Since 2007, the Upper Peninsula’s Northern Michigan University has used Educational Broadcast Service spectrum to create a broadband internet network that covers “a significant portion” of the peninsula, according to the FCC’s Monday decision. The commission hasn’t accepted new applications for EBS use since 2003 but has granted waivers for uses that it deems in the public interest.
NMU has already received four waivers to use EBS spectrum in its hometown of Marquette and in the peninsula’s rural areas. It has supplied its students with 9,000 computers for using the network and has also provided broadband service to nearly 2,000 K-12 and lifelong learning students, according to the FCC.
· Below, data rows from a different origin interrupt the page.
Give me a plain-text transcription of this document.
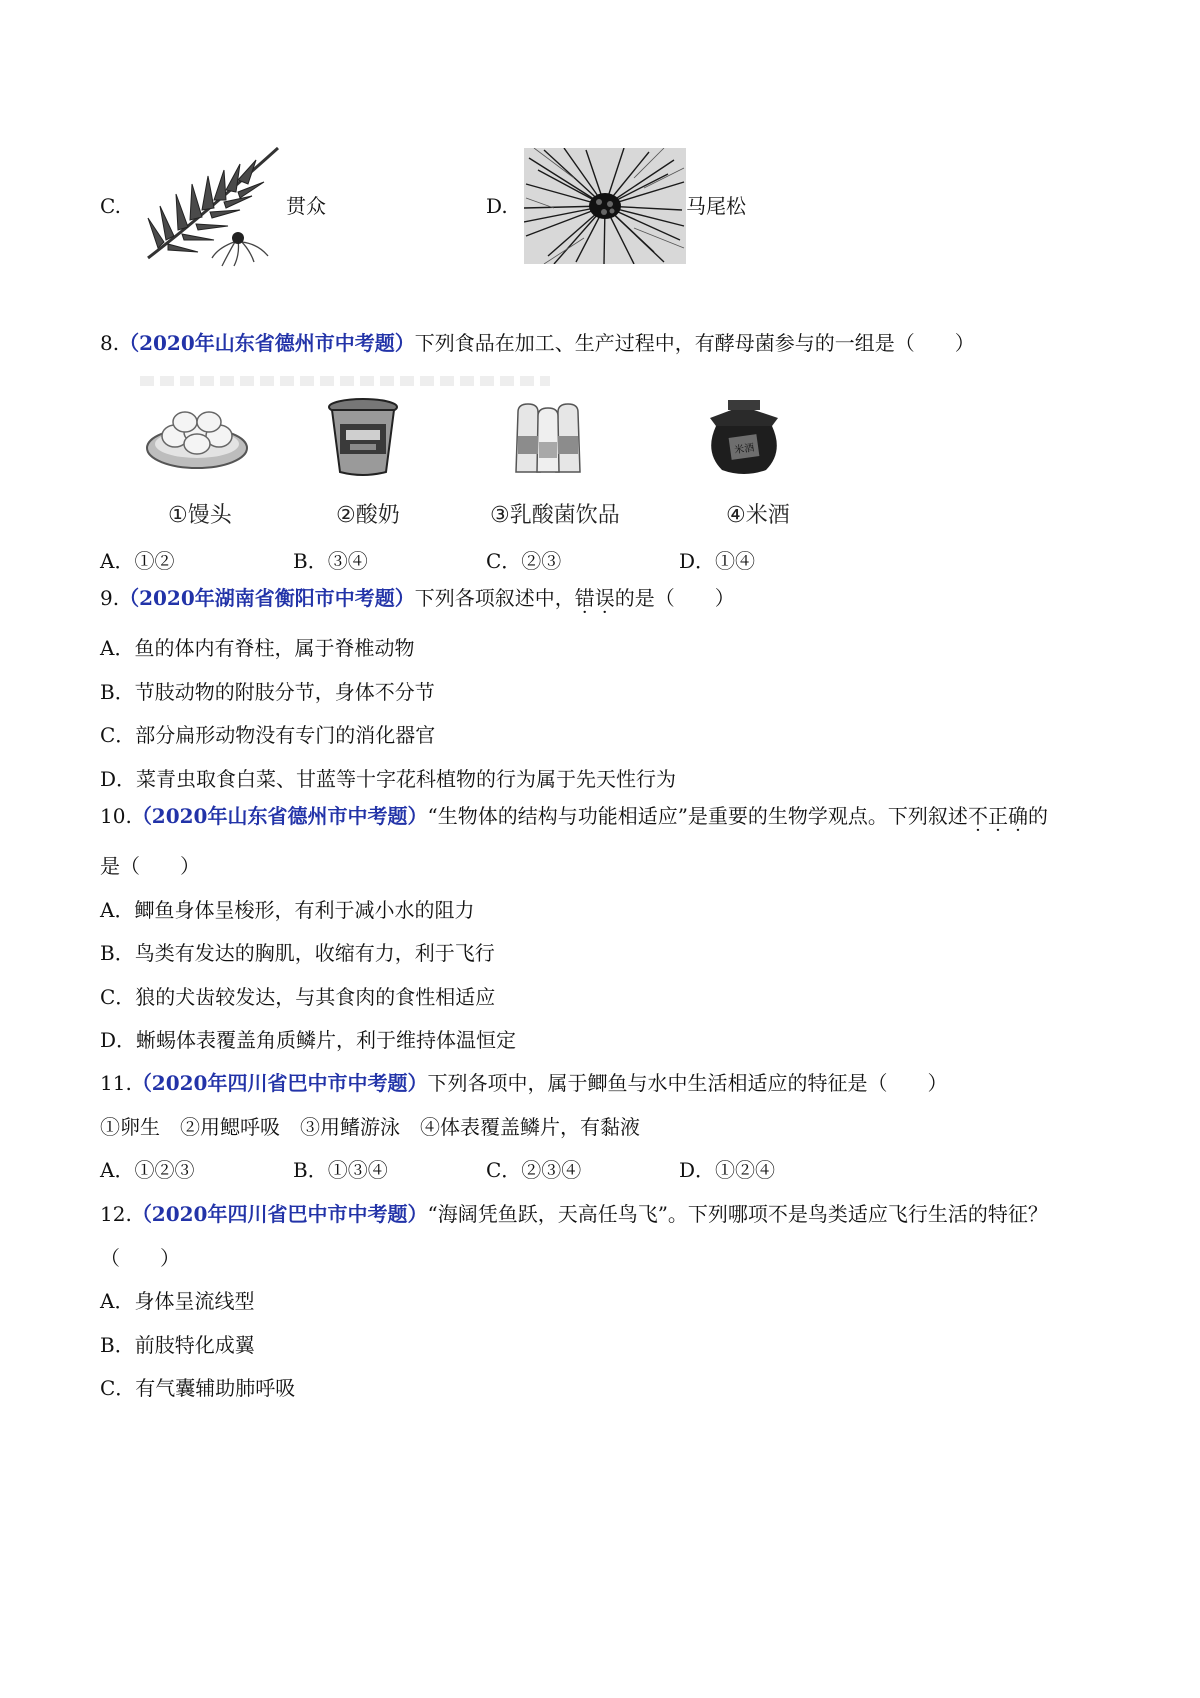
C.	贯众	D.	马尾松
8.（2020年山东省德州市中考题）下列食品在加工、生产过程中，有酵母菌参与的一组是（　　）
米酒
①馒头	②酸奶	③乳酸菌饮品	④米酒
A．①②	B．③④	C．②③	D．①④
9.（2020年湖南省衡阳市中考题）下列各项叙述中，错误的是（　　）
A．鱼的体内有脊柱，属于脊椎动物
B．节肢动物的附肢分节，身体不分节
C．部分扁形动物没有专门的消化器官
D．菜青虫取食白菜、甘蓝等十字花科植物的行为属于先天性行为
10.（2020年山东省德州市中考题）“生物体的结构与功能相适应”是重要的生物学观点。下列叙述不正确的
是（　　）
A．鲫鱼身体呈梭形，有利于减小水的阻力
B．鸟类有发达的胸肌，收缩有力，利于飞行
C．狼的犬齿较发达，与其食肉的食性相适应
D．蜥蜴体表覆盖角质鳞片，利于维持体温恒定
11.（2020年四川省巴中市中考题）下列各项中，属于鲫鱼与水中生活相适应的特征是（　　）
①卵生　②用鳃呼吸　③用鳍游泳　④体表覆盖鳞片，有黏液
A．①②③	B．①③④	C．②③④	D．①②④
12.（2020年四川省巴中市中考题）“海阔凭鱼跃，天高任鸟飞”。下列哪项不是鸟类适应飞行生活的特征？
（　　）
A．身体呈流线型
B．前肢特化成翼
C．有气囊辅助肺呼吸
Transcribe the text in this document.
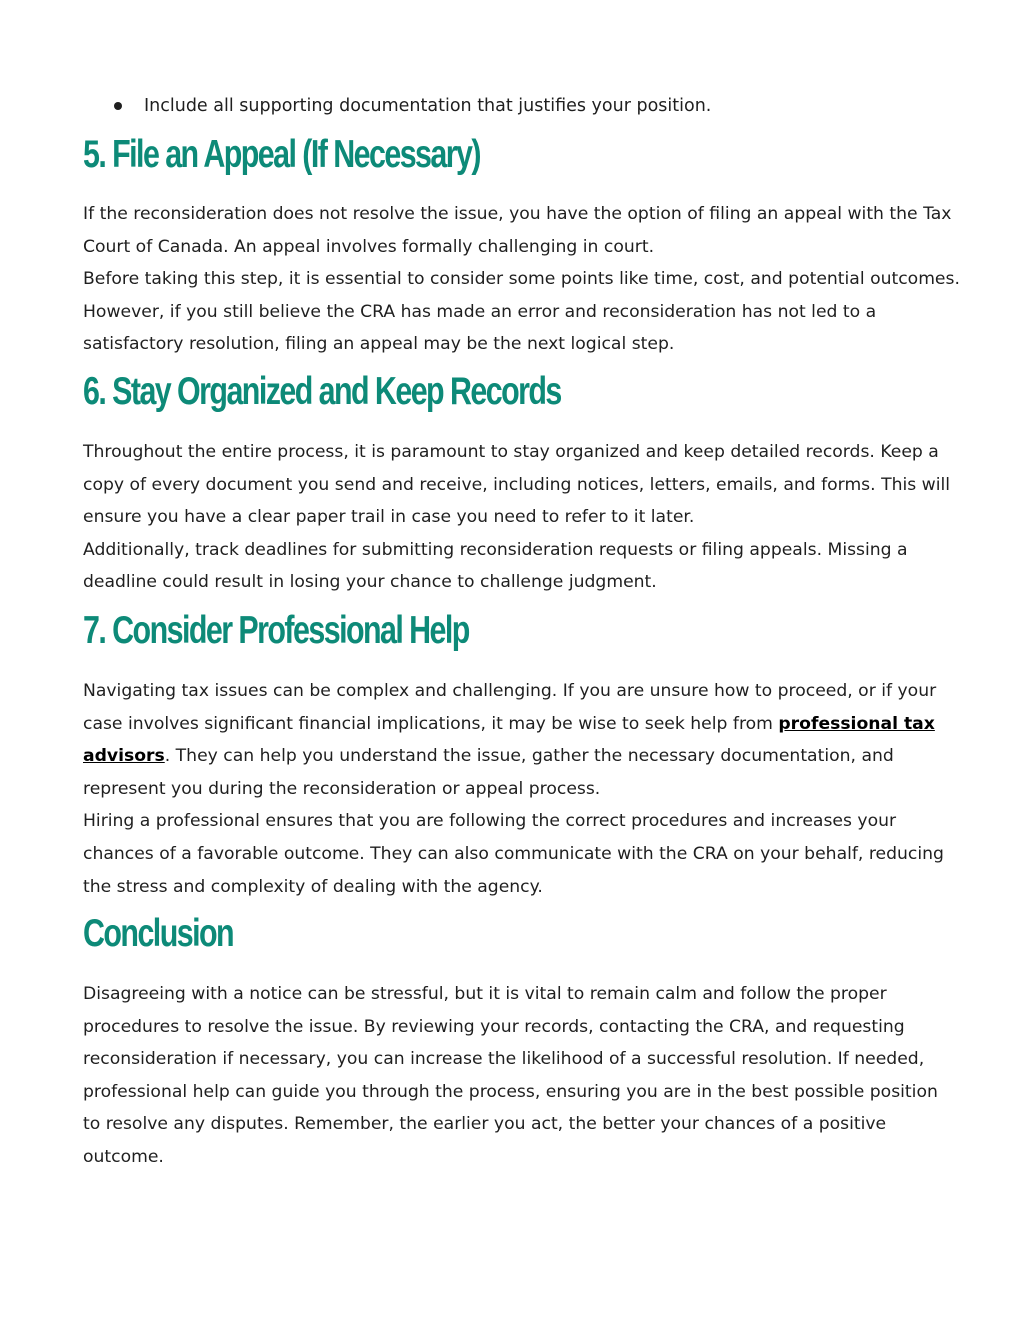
Include all supporting documentation that justifies your position.
5. File an Appeal (If Necessary)

If the reconsideration does not resolve the issue, you have the option of filing an appeal with the Tax
Court of Canada. An appeal involves formally challenging in court.
Before taking this step, it is essential to consider some points like time, cost, and potential outcomes.
However, if you still believe the CRA has made an error and reconsideration has not led to a
satisfactory resolution, filing an appeal may be the next logical step.

6. Stay Organized and Keep Records

Throughout the entire process, it is paramount to stay organized and keep detailed records. Keep a
copy of every document you send and receive, including notices, letters, emails, and forms. This will
ensure you have a clear paper trail in case you need to refer to it later.
Additionally, track deadlines for submitting reconsideration requests or filing appeals. Missing a
deadline could result in losing your chance to challenge judgment.

7. Consider Professional Help

Navigating tax issues can be complex and challenging. If you are unsure how to proceed, or if your
case involves significant financial implications, it may be wise to seek help from professional tax
advisors. They can help you understand the issue, gather the necessary documentation, and
represent you during the reconsideration or appeal process.
Hiring a professional ensures that you are following the correct procedures and increases your
chances of a favorable outcome. They can also communicate with the CRA on your behalf, reducing
the stress and complexity of dealing with the agency.

Conclusion

Disagreeing with a notice can be stressful, but it is vital to remain calm and follow the proper
procedures to resolve the issue. By reviewing your records, contacting the CRA, and requesting
reconsideration if necessary, you can increase the likelihood of a successful resolution. If needed,
professional help can guide you through the process, ensuring you are in the best possible position
to resolve any disputes. Remember, the earlier you act, the better your chances of a positive
outcome.
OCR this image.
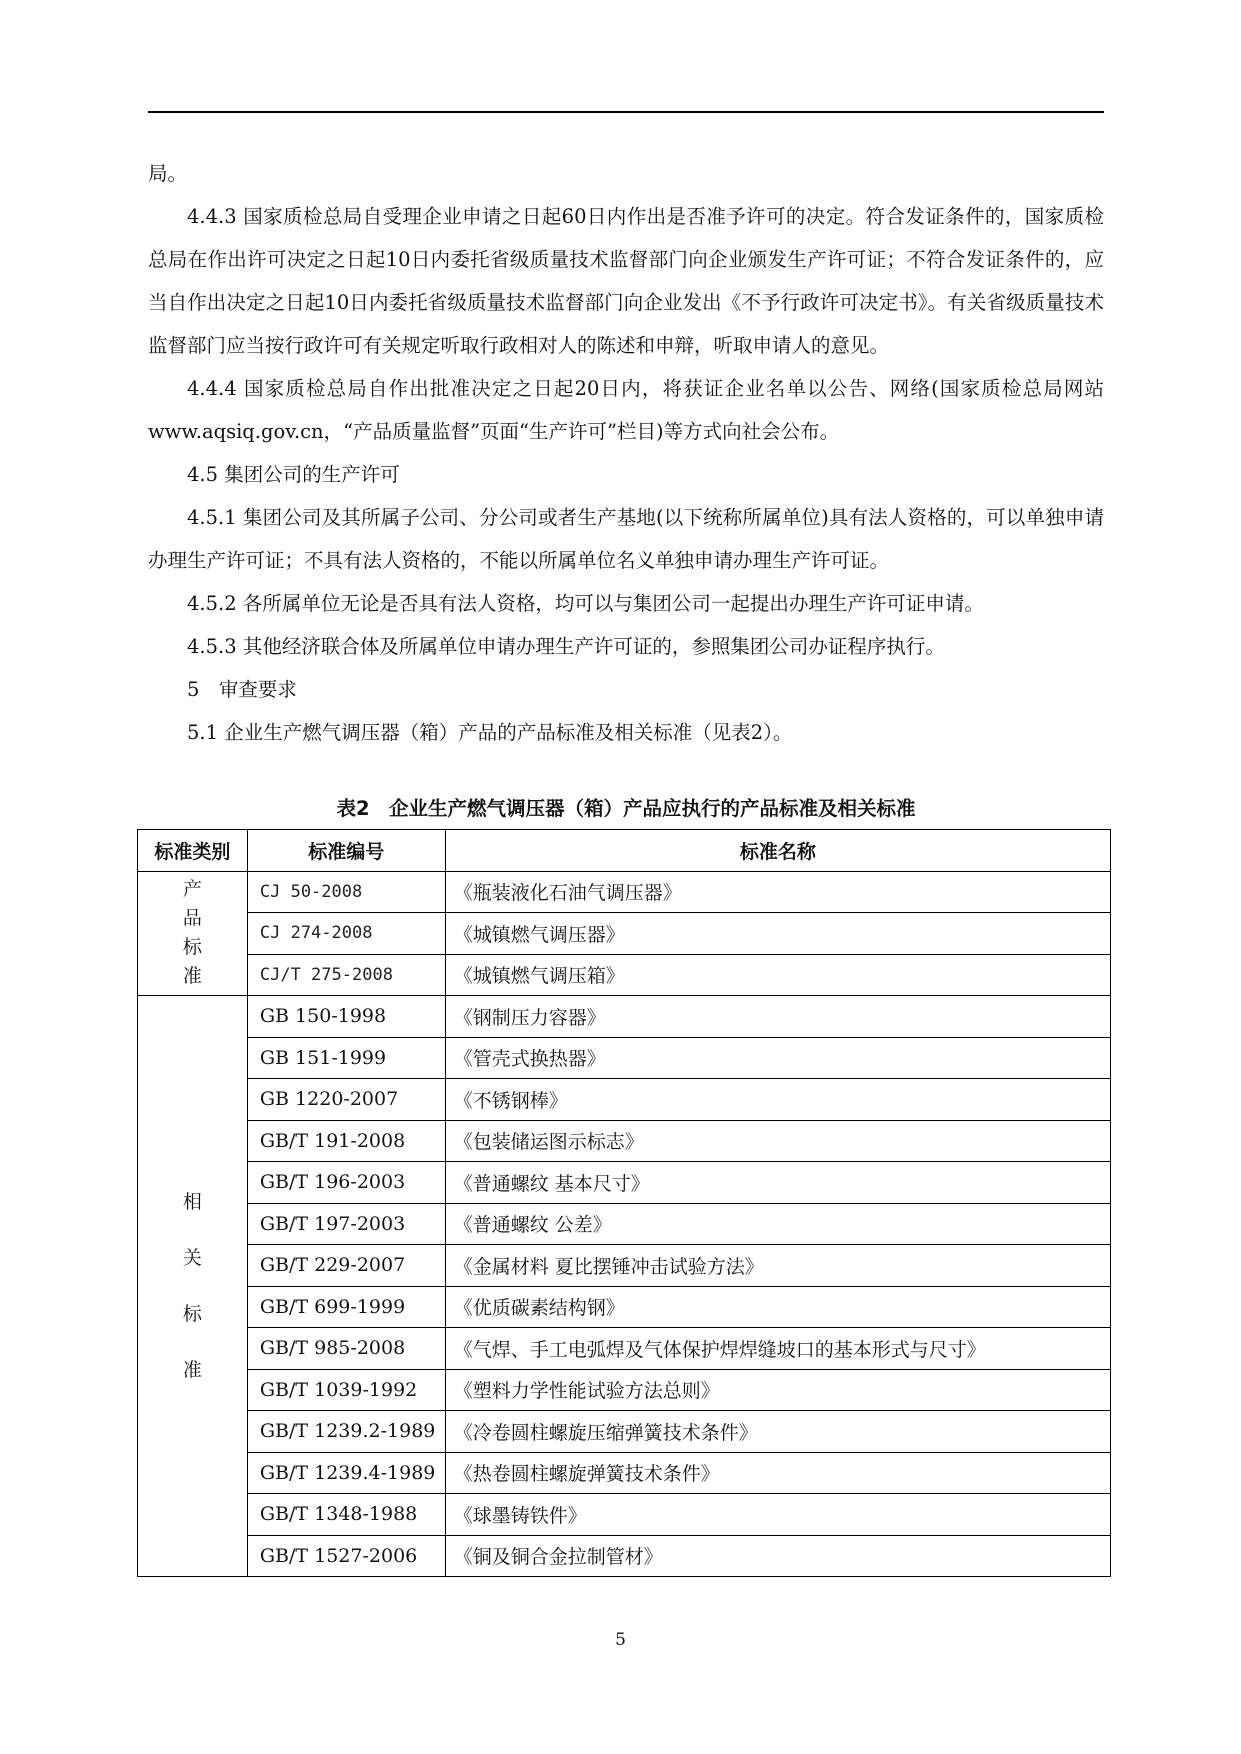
局。

4.4.3 国家质检总局自受理企业申请之日起60日内作出是否准予许可的决定。符合发证条件的，国家质检总局在作出许可决定之日起10日内委托省级质量技术监督部门向企业颁发生产许可证；不符合发证条件的，应当自作出决定之日起10日内委托省级质量技术监督部门向企业发出《不予行政许可决定书》。有关省级质量技术监督部门应当按行政许可有关规定听取行政相对人的陈述和申辩，听取申请人的意见。

4.4.4 国家质检总局自作出批准决定之日起20日内，将获证企业名单以公告、网络(国家质检总局网站www.aqsiq.gov.cn，“产品质量监督”页面“生产许可”栏目)等方式向社会公布。

4.5 集团公司的生产许可

4.5.1 集团公司及其所属子公司、分公司或者生产基地(以下统称所属单位)具有法人资格的，可以单独申请办理生产许可证；不具有法人资格的，不能以所属单位名义单独申请办理生产许可证。

4.5.2 各所属单位无论是否具有法人资格，均可以与集团公司一起提出办理生产许可证申请。

4.5.3 其他经济联合体及所属单位申请办理生产许可证的，参照集团公司办证程序执行。

5　审查要求

5.1 企业生产燃气调压器（箱）产品的产品标准及相关标准（见表2）。

表2　企业生产燃气调压器（箱）产品应执行的产品标准及相关标准
标准类别	标准编号	标准名称
产
品
标
准	CJ 50-2008	《瓶装液化石油气调压器》
	CJ 274-2008	《城镇燃气调压器》
	CJ/T 275-2008	《城镇燃气调压箱》
相
关
标
准	GB 150-1998	《钢制压力容器》
	GB 151-1999	《管壳式换热器》
	GB 1220-2007	《不锈钢棒》
	GB/T 191-2008	《包装储运图示标志》
	GB/T 196-2003	《普通螺纹 基本尺寸》
	GB/T 197-2003	《普通螺纹 公差》
	GB/T 229-2007	《金属材料 夏比摆锤冲击试验方法》
	GB/T 699-1999	《优质碳素结构钢》
	GB/T 985-2008	《气焊、手工电弧焊及气体保护焊焊缝坡口的基本形式与尺寸》
	GB/T 1039-1992	《塑料力学性能试验方法总则》
	GB/T 1239.2-1989	《冷卷圆柱螺旋压缩弹簧技术条件》
	GB/T 1239.4-1989	《热卷圆柱螺旋弹簧技术条件》
	GB/T 1348-1988	《球墨铸铁件》
	GB/T 1527-2006	《铜及铜合金拉制管材》
5
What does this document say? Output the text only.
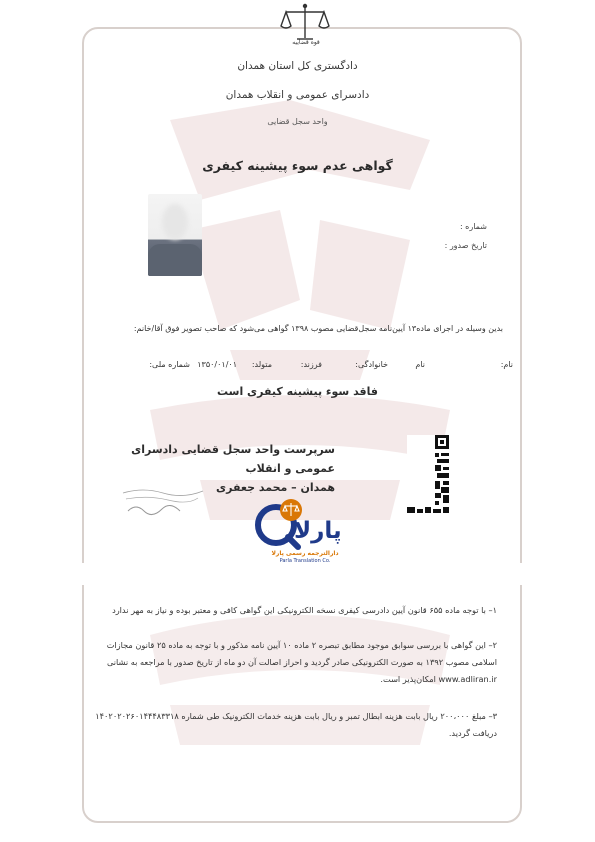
قوه قضاییه
دادگستری کل استان همدان
دادسرای عمومی و انقلاب همدان
واحد سجل قضایی
گواهی عدم سوء پیشینه کیفری
شماره :
تاریخ صدور :
بدین وسیله در اجرای ماده۱۳ آیین‌نامه سجل‌قضایی مصوب ۱۳۹۸ گواهی می‌شود که صاحب تصویر فوق آقا/خانم:
نام:
نام
خانوادگی:
فرزند:
متولد:
۱۳۵۰/۰۱/۰۱
شماره ملی:
فاقد سوء پیشینه کیفری است
سرپرست واحد سجل قضایی دادسرای عمومی و انقلاب
همدان – محمد جعفری
پارلا
دارالترجمه رسمی پارلا
Parla Translation Co.
۱– با توجه ماده ۶۵۵ قانون آیین دادرسی کیفری نسخه الکترونیکی این گواهی کافی و معتبر بوده و نیاز به مهر ندارد
۲– این گواهی با بررسی سوابق موجود مطابق تبصره ۲ ماده ۱۰ آیین نامه مذکور و با توجه به ماده ۲۵ قانون مجازات اسلامی مصوب ۱۳۹۲ به صورت الکترونیکی صادر گردید و احراز اصالت آن دو ماه از تاریخ صدور با مراجعه به نشانی www.adliran.ir امکان‌پذیر است.
۳– مبلغ ۲۰۰،۰۰۰ ریال بابت هزینه ابطال تمبر و ریال بابت هزینه خدمات الکترونیک طی شماره ۱۴۰۲۰۲۰۲۶۰۱۴۴۴۸۳۳۱۸ دریافت گردید.
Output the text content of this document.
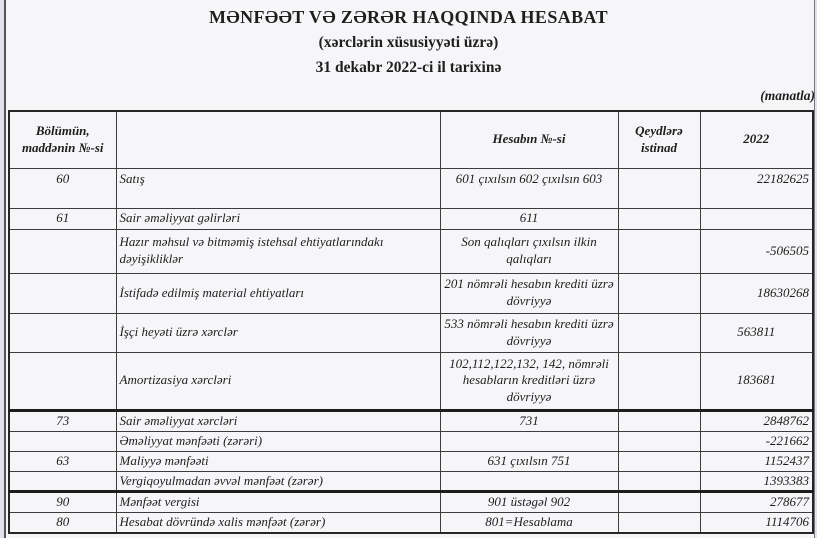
MƏNFƏƏT VƏ ZƏRƏR HAQQINDA HESABAT
(xərclərin xüsusiyyəti üzrə)
31 dekabr 2022-ci il tarixinə
(manatla)
Bölümün, maddənin №-si		Hesabın №-si	Qeydlərə istinad	2022
60	Satış	601 çıxılsın 602 çıxılsın 603		22182625
61	Sair əməliyyat gəlirləri	611		
	Hazır məhsul və bitməmiş istehsal ehtiyatlarındakı dəyişikliklər	Son qalıqları çıxılsın ilkin qalıqları		-506505
	İstifadə edilmiş material ehtiyatları	201 nömrəli hesabın krediti üzrə dövriyyə		18630268
	İşçi heyəti üzrə xərclər	533 nömrəli hesabın krediti üzrə dövriyyə		563811
	Amortizasiya xərcləri	102,112,122,132, 142, nömrəli hesabların kreditləri üzrə dövriyyə		183681
73	Sair əməliyyat xərcləri	731		2848762
	Əməliyyat mənfəəti (zərəri)			-221662
63	Maliyyə mənfəəti	631 çıxılsın 751		1152437
	Vergiqoyulmadan əvvəl mənfəət (zərər)			1393383
90	Mənfəət vergisi	901 üstəgəl 902		278677
80	Hesabat dövründə xalis mənfəət (zərər)	801=Hesablama		1114706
Last year NMU applied to expand the broadband service to parts of the Lower Peninsula. It proposed to work with local providers of educational services to reach areas lacking higher-speed broadband. Incomes and college graduation rates in the areas of proposed services are “well below” Michigan’s average, the FCC said.
In granting NMU’s request, the FCC concluded that “application of the filing freeze would be inequitable and contrary to the public interest under the unique circumstances presented by NMU.”
“NMU is unique among EBS licensees — while most EBS licensees have not built their own facilities and have leased their spectrum to commercial providers, NMU has built and operates its own LTE broadband network that covers a significant portion of the rugged, underserved territory in Michigan’s Upper Peninsula,” wrote Donald K. Stockdale Jr., chief of the FCC’s Wireless Telecommunications Bureau, in the opinion. “The network is used extensively by NMU’s students and faculty, students of partner institutions, and other members of the community.”
The FCC is granting NMU’s waiver as it prepares to allow commercial entities to acquire EBS licenses in an upcoming auction, a decision that public broadcasters had advised against. NMU’s president also urged the FCC to prioritize educational use of EBS.
“NMU’s educational broadband network proves what’s possible,” wrote Fritz J. Erickson earlier this year. “Our experience validates that EBS is an effective mechanism — perhaps the most effective mechanism — to bring the promise of wireless broadband service to rural areas. This potential will be squandered unless the FCC preserves the essential educational nature of the EBS and provides priority opportunities for educators to obtain EBS licenses before holding commercial auctions that would prevent schools and universities from replicating NMU’s success.”